J’ai ENFIN commencé cette trilogie (sixologie si on englobe « La quête d’Ewilan » et « Les mondes d’Ewilan ») (c’est pas le nom d’une nouvelle maladie dermatologique, c’est le mot pour dire « deux trilogies à la suite »). Des mois que mes amis m’en parlaient comme « THE » saga de leur enfance et qu’ils me présentaient Bottero comme un excellent auteur. Du coup, à force, j’ai cédé, j’ai emprunté le tome 1, je me suis plongée dedans … et j’ai bien fait !

Camille Duciel (alo ui cer prénom ultra banal – mais c’est fait exprès) est une jeune fille différente des autres ados de son âge : déjà, elle est surdouée à un niveau encore jamais atteint et ensuite… elle a les yeux violets (Daenerys Targaryen Mother Of Ze Dragons, sors de ce corps). Alors qu’elle traverse la route en rêvassant, elle manque de se faire écraser par un camion et n’y échappe que de peu en se retrouvant propulsée quelques minutes dans un univers parallèle, en pleine jungle. Elle y rencontre un lézard géant qui l’appelle Ewilan, et avant qu’elle n’ai eu le temps de se questionner davantage, la voici revenue dans son monde. Voilà, vous avez globalement les 3 premières pages du roman. Car Bottero est un conteur hors pair et il vous propulse dans l’histoire à la seconde où vous posez les yeux sur le premier mot de son livre. C’est le premier point que j’aimerai aborder, car c’est celui qui m’a le plus marquée : le style d’écriture. Je serais bien incapable de vous décrire ce qui me plait dans sa façon de tourner les phrases et dans le vocabulaire qu’il emploie, mais l’auteur écrit de manière extrêmement fluide. C’est un plaisir à lire. Il a le don de vous faire rentrer dans l’histoire de manière presque immédiate, qu’importe que vous soyez dans le métro ou sous votre couette : vous évoluez avec Camille entre ses deux mondes. Les descriptions sont fournies sans être assommantes et elles vous laissent le plaisir d’imaginer la faune et la flore locale. Bref, un gros point positif.

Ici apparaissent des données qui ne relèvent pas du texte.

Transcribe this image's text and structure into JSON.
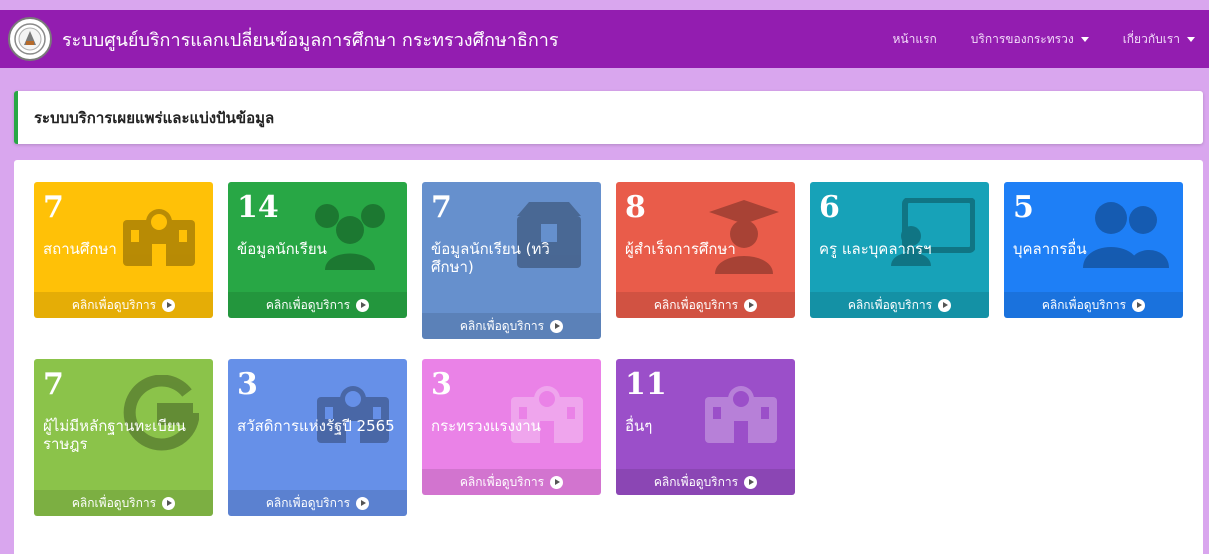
{
  "navbar": {
    "title": "ระบบศูนย์บริการแลกเปลี่ยนข้อมูลการศึกษา กระทรวงศึกษาธิการ",
    "links": [
      {
        "label": "หน้าแรก",
        "dropdown": false
      },
      {
        "label": "บริการของกระทรวง",
        "dropdown": true
      },
      {
        "label": "เกี่ยวกับเรา",
        "dropdown": true
      }
    ]
  },
  "page": {
    "title": "ระบบบริการเผยแพร่และแบ่งปันข้อมูล"
  },
  "boxes": [
    {
      "count": "7",
      "label": "สถานศึกษา",
      "footer": "คลิกเพื่อดูบริการ",
      "color": "#ffc107",
      "icon": "school-icon"
    },
    {
      "count": "14",
      "label": "ข้อมูลนักเรียน",
      "footer": "คลิกเพื่อดูบริการ",
      "color": "#28a745",
      "icon": "users-icon"
    },
    {
      "count": "7",
      "label": "ข้อมูลนักเรียน (ทวิศึกษา)",
      "footer": "คลิกเพื่อดูบริการ",
      "color": "#6690cd",
      "icon": "box-icon"
    },
    {
      "count": "8",
      "label": "ผู้สำเร็จการศึกษา",
      "footer": "คลิกเพื่อดูบริการ",
      "color": "#e95c4a",
      "icon": "graduate-icon"
    },
    {
      "count": "6",
      "label": "ครู และบุคลากรฯ",
      "footer": "คลิกเพื่อดูบริการ",
      "color": "#17a2b8",
      "icon": "teacher-icon"
    },
    {
      "count": "5",
      "label": "บุคลากรอื่น",
      "footer": "คลิกเพื่อดูบริการ",
      "color": "#1e7ff6",
      "icon": "user-group-icon"
    },
    {
      "count": "7",
      "label": "ผู้ไม่มีหลักฐานทะเบียนราษฎร",
      "footer": "คลิกเพื่อดูบริการ",
      "color": "#8bc34a",
      "icon": "g-icon"
    },
    {
      "count": "3",
      "label": "สวัสดิการแห่งรัฐปี 2565",
      "footer": "คลิกเพื่อดูบริการ",
      "color": "#6690e8",
      "icon": "school-icon"
    },
    {
      "count": "3",
      "label": "กระทรวงแรงงาน",
      "footer": "คลิกเพื่อดูบริการ",
      "color": "#ea82e7",
      "icon": "school-icon"
    },
    {
      "count": "11",
      "label": "อื่นๆ",
      "footer": "คลิกเพื่อดูบริการ",
      "color": "#9b4fc9",
      "icon": "school-icon"
    }
  ]
}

Très vite, Camille retourne dans cet univers parallèle avec son meilleur ami Salim, un jeune homme drôle et naturel qui incarne le clown de la bande (à Camille revient le rôle de l’intello). Très soudés, les deux jeunes gens ont pour point commun un manque flagrant d’amour : Camille a été adoptée très jeune par les Duciel, un couple si strict qu’il ferait passer Rogue pour un Bisounours et Salim a tellement de frères et de soeurs qu’il est invisible aux yeux de sa mère. Ensemble, ils font la connaissance d’Edwin, un guerrier qui leur sauve la vie et Camille en apprend plus sur la raison qui l’autoriser à voyager entre ces deux mondes : là bas, à Gwendalavir, elle est Ewilan, et elle seule peut sauver l’Empire d’un terrible futur. Elle se découvre alors un don : celui du Dessin, qui permet de faire basculer dans la réalité tout ce qu’on imagine. Second point intéressant, le livre donne une vision positive de l’imagination et du dessin en général, et pour un livre destiné aux enfants, je trouve ça vraiment chouette. Le dessin sert à avancer dans l’histoire (se protéger des attaques des méchants, principalement) et est donc présenté comme un atout. On parle même de l’école des Beaux Arts de Paris.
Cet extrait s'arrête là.